Por que os preços do milho estão altos?

“Os preços do milho estão praticamente consolidados ao redor de R$ 100,00 nas praças do Rio Grande do Sul e de Santa Catarina e chegando perto na praça de Campinas-SP, já tendo ultrapassado este valor nas cotações da B3 em São Paulo”, segundo o que afirmou a TF Agroeconômica. Nesse cenário, a consultoria elege alguns motivos para essa alta nos preços.

O primeiro fator é a grande escassez de milho no Brasil, especialmente nos dois maiores estados produtores do Sul do país, Santa Catarina e Rio Grande do Sul, ambos com grandes déficits de matéria-prima. “O Rio Grande do Sul normalmente precisa comprar fora de suas fronteiras algo ao redor de 2,5 milhões de toneladas e Santa Catarina, algo ao redor de 3,5 milhões de tons. Mas, com a seca que assolou estes estados na safra de verão, a necessidade de Santa Catarina passou para “mais de 5,0 milhões de toneladas”, conforme o último Boletim da Epagri”, comenta.

A Alta dos fretes é o outro fator. “A alta sazonal dos frete impulsionou os preços nos meses de março e abril para o nível psicológico de R$ 100,00, que o mercado absorveu e fez com que os vendedores não recuassem deste número, impulsionando os negócios”, indica.

“No mercado internacional os preços também se elevaram consideravelmente a ponto de vários países recusarem as ofertas, por considerá-las “excessivamente altas”. As perspectivas climáticas nos EUA não beneficiam o avanço do plantio e impõem receios do lado da oferta. Enquanto isso, a demanda global permanece muito forte para a alimentação animal e a produção de etanol”, completa.

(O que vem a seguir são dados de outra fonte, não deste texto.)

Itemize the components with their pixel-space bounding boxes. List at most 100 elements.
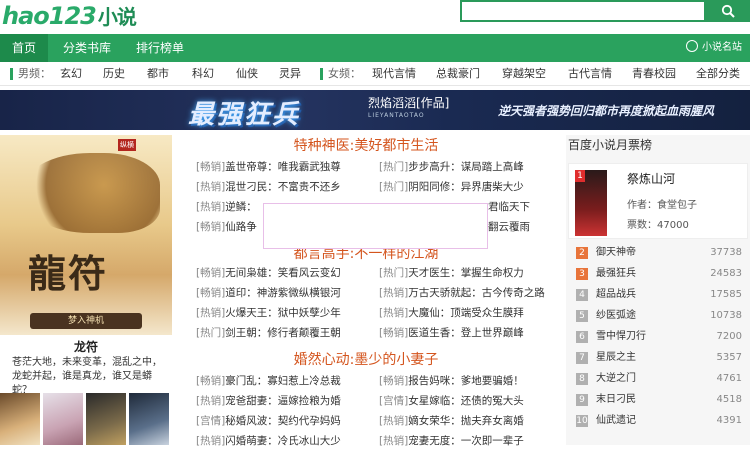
rank-item[interactable]: 9 末日刁民 4518 [574, 391, 742, 409]
book-link[interactable]: 医道生香：登上世界巅峰 [408, 327, 524, 339]
book-link[interactable]: 剑王朝：修行者颠覆王朝 [225, 327, 341, 339]
site-logo[interactable]: hao123 小说 [2, 1, 137, 30]
book-link[interactable]: 火爆天王：狱中妖孽少年 [225, 307, 341, 319]
ranking-top-item[interactable]: 1 祭炼山河 作者：食堂包子 票数：47000 [568, 163, 748, 239]
cat-ceo-romance[interactable]: 总裁豪门 [436, 62, 480, 86]
book-link[interactable]: 大魔仙：顶端受众生膜拜 [408, 307, 524, 319]
list-item[interactable]: [畅销]报告妈咪：爹地要骗婚！ [379, 371, 524, 391]
book-link[interactable]: 天才医生：掌握生命权力 [408, 267, 524, 279]
cat-campus[interactable]: 青春校园 [632, 62, 676, 86]
rank-name[interactable]: 雪中悍刀行 [596, 328, 646, 346]
list-item[interactable]: [畅销]盖世帝尊：唯我霸武独尊 [196, 157, 341, 177]
cat-time-travel[interactable]: 穿越架空 [502, 62, 546, 86]
list-item[interactable]: [热销]混世刁民：不富贵不还乡 [196, 177, 341, 197]
rank-name[interactable]: 御天神帝 [596, 244, 636, 262]
book-link[interactable]: 翻云覆雨 [488, 221, 530, 233]
search-input[interactable] [460, 0, 706, 22]
book-link[interactable]: 无间枭雄：笑看风云变幻 [225, 267, 341, 279]
male-label: 男频： [18, 67, 51, 80]
cat-ancient-romance[interactable]: 古代言情 [568, 62, 612, 86]
rank-name[interactable]: 末日刁民 [596, 391, 636, 409]
list-item[interactable]: [畅销]豪门乱：寡妇惹上冷总裁 [196, 371, 341, 391]
list-item[interactable]: [热门]阴阳同修：异界唐柴大少 [379, 177, 524, 197]
rank-item[interactable]: 7 星辰之主 5357 [574, 349, 742, 367]
rank-item[interactable]: 3 最强狂兵 24583 [574, 265, 742, 283]
nav-category-library[interactable]: 分类书库 [55, 34, 119, 62]
thumbnail[interactable] [86, 393, 126, 445]
male-marker [10, 68, 13, 80]
cat-modern-romance[interactable]: 现代言情 [372, 62, 416, 86]
cat-xuanhuan[interactable]: 玄幻 [60, 62, 82, 86]
book-link[interactable]: 宠妻无度：一次即一辈子 [408, 435, 524, 447]
rank-name[interactable]: 超品战兵 [596, 286, 636, 304]
top-book-name[interactable]: 祭炼山河 [627, 170, 675, 187]
list-item[interactable]: [热销]逆鳞： [196, 197, 257, 217]
thumbnail[interactable] [129, 393, 169, 445]
banner-author: 烈焰滔滔[作品] [368, 96, 450, 110]
section-title[interactable]: 婚然心动:墨少的小妻子 [196, 349, 536, 369]
rank-item[interactable]: 8 大逆之门 4761 [574, 370, 742, 388]
rank-item[interactable]: 10 仙武遗记 4391 [574, 412, 742, 430]
list-item[interactable]: [热销]宠爸甜妻：逼嫁捡粮为婚 [196, 391, 341, 411]
cat-urban[interactable]: 都市 [147, 62, 169, 86]
thumbnail[interactable] [0, 393, 40, 445]
list-item[interactable]: [热销]万古天骄就起：古今传奇之路 [379, 283, 545, 303]
book-link[interactable]: 万古天骄就起：古今传奇之路 [408, 287, 545, 299]
book-link[interactable]: 宠爸甜妻：逼嫁捡粮为婚 [225, 395, 341, 407]
list-item[interactable]: [宫情]女星嫁临：还债的冤大头 [379, 391, 524, 411]
list-item[interactable]: [畅销]仙路争 [196, 217, 257, 237]
book-link[interactable]: 逆鳞： [225, 201, 257, 213]
rank-name[interactable]: 仙武遗记 [596, 412, 636, 430]
rank-name[interactable]: 星辰之主 [596, 349, 636, 367]
list-item[interactable]: [热门]步步高升：谋局踏上高峰 [379, 157, 524, 177]
book-link[interactable]: 秘婚风波：契约代孕妈妈 [225, 415, 341, 427]
rank-item[interactable]: 4 超品战兵 17585 [574, 286, 742, 304]
rank-item[interactable]: 2 御天神帝 37738 [574, 244, 742, 262]
thumbnail[interactable] [43, 393, 83, 445]
book-link[interactable]: 盖世帝尊：唯我霸武独尊 [225, 161, 341, 173]
list-item[interactable]: [宫情]秘婚风波：契约代孕妈妈 [196, 411, 341, 431]
list-item[interactable]: [热销]嫡女荣华：抛夫弃女离婚 [379, 411, 524, 431]
featured-title[interactable]: 龙符 [0, 338, 172, 355]
list-item[interactable]: [热门]剑王朝：修行者颠覆王朝 [196, 323, 341, 343]
list-item[interactable]: [热销]宠妻无度：一次即一辈子 [379, 431, 524, 451]
book-link[interactable]: 步步高升：谋局踏上高峰 [408, 161, 524, 173]
list-item[interactable]: [热销]大魔仙：顶端受众生膜拜 [379, 303, 524, 323]
rank-name[interactable]: 最强狂兵 [596, 265, 636, 283]
book-link[interactable]: 仙路争 [225, 221, 257, 233]
list-item[interactable]: [畅销]医道生香：登上世界巅峰 [379, 323, 524, 343]
book-link[interactable]: 女星嫁临：还债的冤大头 [408, 395, 524, 407]
list-item[interactable]: [热销]火爆天王：狱中妖孽少年 [196, 303, 341, 323]
cat-all[interactable]: 全部分类 [696, 62, 740, 86]
nav-home[interactable]: 首页 [0, 34, 48, 62]
list-item[interactable]: [热销]闪婚萌妻：冷氏冰山大少 [196, 431, 341, 451]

O fator de baixa é só um. “Entrada da Safrinha brasileira, dentro de dois meses, poderá fazer alguma pressão sobre os preços, mas, com uma produção menor (105 MT, segundo o mercado) do que a esperada (108 MT, segundo a Conab), não deverá durar muito tempo, voltando a manter os preços firmes até a colheita da próxima safra de verão”, conclui.